Per anni il dizionario della vecchia Sinistra si è andato riempiendo di locuzioni intriganti per le orecchie ma velenose per il cervello. Penso, ad esempio, a ‘Libertà d’insegnamento’, che non vorrebbe dire assolutamente niente in un Paese che avesse delle regole e che fosse capace di conformarvisi , tranne, nel caso nostro, che il docente non può essere sindacato se deraglia dallo svolgimento dei programmi o se, per seguire le indicazioni estemporanee di Viale Trastevere, parlasse quasi solo alle classi, ora di educazione stradale (se c’è stato un brutto incidente sull’anulare), ora di riscaldamento globale (se fa troppo caldo), ora di come funziona la famiglia ‘queer’ (se intende rimarcare l’intollerabile vetustà dell’insieme rappresentato dal padre, dalla madre, dal figlio e, saltuariamente, anche dallo spirito santo): tutto ciò a discapito delle materie curriculari, per le quali il tempo stringe e non è sufficiente per garantire l’acquisizione delle competenze essenziali.

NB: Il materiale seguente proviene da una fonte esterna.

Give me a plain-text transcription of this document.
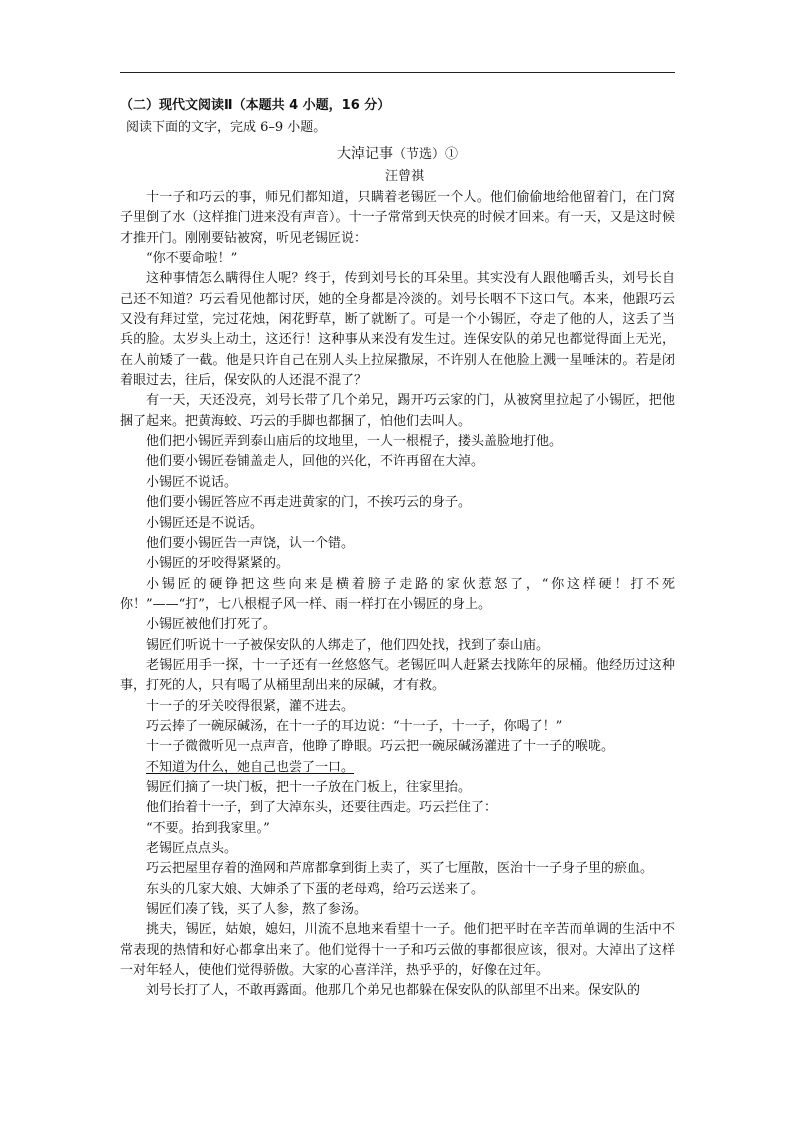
（二）现代文阅读Ⅱ（本题共 4 小题，16 分）

阅读下面的文字，完成 6–9 小题。

大淖记事（节选）①

汪曾祺

十一子和巧云的事，师兄们都知道，只瞒着老锡匠一个人。他们偷偷地给他留着门，在门窝子里倒了水（这样推门进来没有声音）。十一子常常到天快亮的时候才回来。有一天，又是这时候才推开门。刚刚要钻被窝，听见老锡匠说：

“你不要命啦！”

这种事情怎么瞒得住人呢？终于，传到刘号长的耳朵里。其实没有人跟他嚼舌头，刘号长自己还不知道？巧云看见他都讨厌，她的全身都是冷淡的。刘号长咽不下这口气。本来，他跟巧云又没有拜过堂，完过花烛，闲花野草，断了就断了。可是一个小锡匠，夺走了他的人，这丢了当兵的脸。太岁头上动土，这还行！这种事从来没有发生过。连保安队的弟兄也都觉得面上无光，在人前矮了一截。他是只许自己在别人头上拉屎撒尿，不许别人在他脸上溅一星唾沫的。若是闭着眼过去，往后，保安队的人还混不混了？

有一天，天还没亮，刘号长带了几个弟兄，踢开巧云家的门，从被窝里拉起了小锡匠，把他捆了起来。把黄海蛟、巧云的手脚也都捆了，怕他们去叫人。

他们把小锡匠弄到泰山庙后的坟地里，一人一根棍子，搂头盖脸地打他。

他们要小锡匠卷铺盖走人，回他的兴化，不许再留在大淖。

小锡匠不说话。

他们要小锡匠答应不再走进黄家的门，不挨巧云的身子。

小锡匠还是不说话。

他们要小锡匠告一声饶，认一个错。

小锡匠的牙咬得紧紧的。

小锡匠的硬铮把这些向来是横着膀子走路的家伙惹怒了，“你这样硬！打不死你！”——“打”，七八根棍子风一样、雨一样打在小锡匠的身上。

小锡匠被他们打死了。

锡匠们听说十一子被保安队的人绑走了，他们四处找，找到了泰山庙。

老锡匠用手一探，十一子还有一丝悠悠气。老锡匠叫人赶紧去找陈年的尿桶。他经历过这种事，打死的人，只有喝了从桶里刮出来的尿碱，才有救。

十一子的牙关咬得很紧，灌不进去。

巧云捧了一碗尿碱汤，在十一子的耳边说：“十一子，十一子，你喝了！”

十一子微微听见一点声音，他睁了睁眼。巧云把一碗尿碱汤灌进了十一子的喉咙。

不知道为什么，她自己也尝了一口。

锡匠们摘了一块门板，把十一子放在门板上，往家里抬。

他们抬着十一子，到了大淖东头，还要往西走。巧云拦住了：

“不要。抬到我家里。”

老锡匠点点头。

巧云把屋里存着的渔网和芦席都拿到街上卖了，买了七厘散，医治十一子身子里的瘀血。

东头的几家大娘、大婶杀了下蛋的老母鸡，给巧云送来了。

锡匠们凑了钱，买了人参，熬了参汤。

挑夫，锡匠，姑娘，媳妇，川流不息地来看望十一子。他们把平时在辛苦而单调的生活中不常表现的热情和好心都拿出来了。他们觉得十一子和巧云做的事都很应该，很对。大淖出了这样一对年轻人，使他们觉得骄傲。大家的心喜洋洋，热乎乎的，好像在过年。

刘号长打了人，不敢再露面。他那几个弟兄也都躲在保安队的队部里不出来。保安队的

Altra trappola lessicale: ‘Insegnamento individualizzato”, che è quello praticato nella scuola dell’obbligo, ma anche, per effetto di trascinamento, tra i banchi del liceo. L’alunno viene di fatto enucleato dalla dimensione ‘verticale’ della scuola che sanziona il demerito, e confinato in quella ‘orizzontale’ dei servizi sociali, che si occupano dei disadattati, scoprendone a centinaia anche dove non ci sono.
Mi sovviene il sontuoso aforisma coniato da Indro Montanelli, secondo il quale i comunisti amavano a tal punto i poveri da volerne creare sempre di più.
In effetti, il numero degli alunni ai quali vengono rivolte le attività di Sostegno, cresce continuamente, legittimando, da un lato, negli anziani, il fallace sospetto di essere sbarcati da un altro pianeta, e autorizzando, dall’altro, la domanda su come può accadere che con questa scuola, piena di ‘sportelli per l’ascolto’ e di ‘tecnologie avanzate‘, che hanno mandato in pensione il gessetto, la lavagna, e il vecchio registro, soppiantato dalla rendicontazione elettronica, aumenti anche, in misura esponenziale, il numero dei minori che delinquono e dei giovani che letteralmente non sanno niente: come un grande viaggio organizzato, tra un’infinità di trolley, di zaini e di panini imbottiti, alla volta di Neanderthal.
La risposta, almeno per quel che mi riguarda – avendoci trascorso i tre quarti della mia vita – è che la Scuola è stata destrutturata – partendo da molto lontano, col paziente lavoro di cesello che è peculiare degli orafi e dei demoni – non per preparare i cittadini ad essere protagonisti della comunità e dello Stato, ma per fornire carne trita al nuovo Leviatano, che non ne vuole sapere né di comunità né di Stato, né tanto meno di persone che sarebbero capaci, alla bisogna, di trasformare lo spritz in un nobile sanpietrino.
La situazione, insomma, è drammatica, e non sono ammissibili migliorie come quelle a cui pensa l’attuale inquilino di Viale Trastevere quando ignora, o finge di ignorare, che la formazione ha una valenza strategica. Di un edificio nato storto è del tutto inutile occuparsi della tinteggiatura o dei comignoli malandati. È necessario buttarlo giù e costruirne un altro, a meno che non ci si voglia rassegnare all’idea che le nostre strade diventino una propaggine di Gomorra e che si debba, da qui a qualche anno, importare buoni medici e buoni ingegneri dalla Tunisia perché ne abbiamo terminato le scorte.